We welcome contributions! Before posting your first PR, please see our [contributing guidelines](CONTRIBUTING.md) for
more details.

Also, bear in mind that this project uses [Poetry](https://python-poetry.org/) for dependency management. If you are not
familiar with it,
please first read the [Poetry documentation](https://python-poetry.org/docs/) and:

1. Setup poetry environment (recommended)
2. Don't overwrite the `pyproject.toml` file manually (Poetry will do it for you)
3. Don't recreate the `poetry.lock` (unless you know what you are doing)

<details>
<summary>Cloning the repository</summary>

```sh
git clone git@github.com:Effiware/kafka-mocha.git
cd kafka-mocha
```

</details>
</br>

<details>
<summary>Installing dependencies</summary>

Default (and recommended) way:

```shell
poetry install --with test
```

Standard way:

```sh
poetry export -f requirements.txt --output requirements.txt
pip install -r requirements.txt
```

</details>
</br>

<details>
<summary>Running tests</summary>

Currently, test configuration is set up to run with `pytest` and kept in [pytest.ini](./tests/pytest.ini) file.
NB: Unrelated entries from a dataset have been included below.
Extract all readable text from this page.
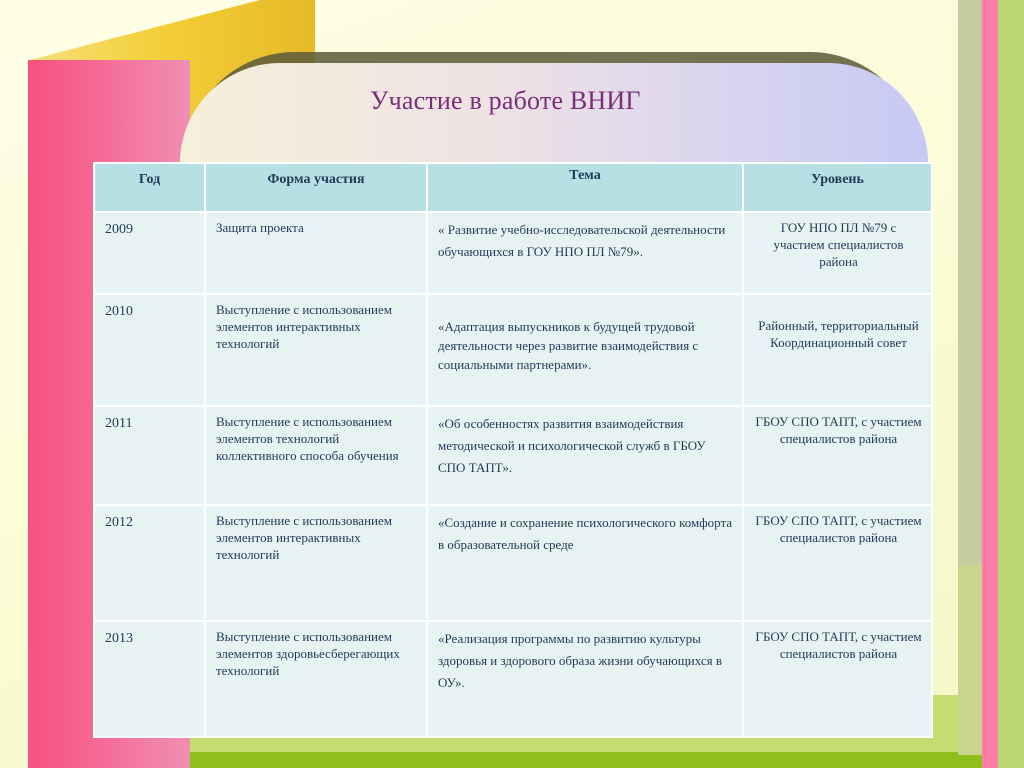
Участие в работе ВНИГ
Год	Форма участия	Тема	Уровень
2009	Защита проекта	« Развитие учебно-исследовательской деятельности обучающихся в ГОУ НПО ПЛ №79».	ГОУ НПО ПЛ №79 с участием специалистов района
2010	Выступление с использованием элементов интерактивных технологий	«Адаптация выпускников к будущей трудовой деятельности через развитие взаимодействия с социальными партнерами».	Районный, территориальный Координационный совет
2011	Выступление с использованием элементов технологий коллективного способа обучения	«Об особенностях развития взаимодействия методической и психологической служб в ГБОУ СПО ТАПТ».	ГБОУ СПО ТАПТ, с участием специалистов района
2012	Выступление с использованием элементов интерактивных технологий	«Создание и сохранение психологического комфорта в образовательной среде	ГБОУ СПО ТАПТ, с участием специалистов района
2013	Выступление с использованием элементов здоровьесберегающих технологий	«Реализация программы по развитию культуры здоровья и здорового образа жизни обучающихся в ОУ».	ГБОУ СПО ТАПТ, с участием специалистов района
You can
run them with:

```sh
poetry run pytest
```

</details>

## License

This project is primarily licensed under the MIT License - see the [LICENSE](LICENSE) file for details.

Parts of this project (specifically the Schema Registry mock implementation) contain code from Confluent Inc.,
licensed under the Apache License, Version 2.0. See [LICENSE.APACHE](LICENSE.APACHE) for details.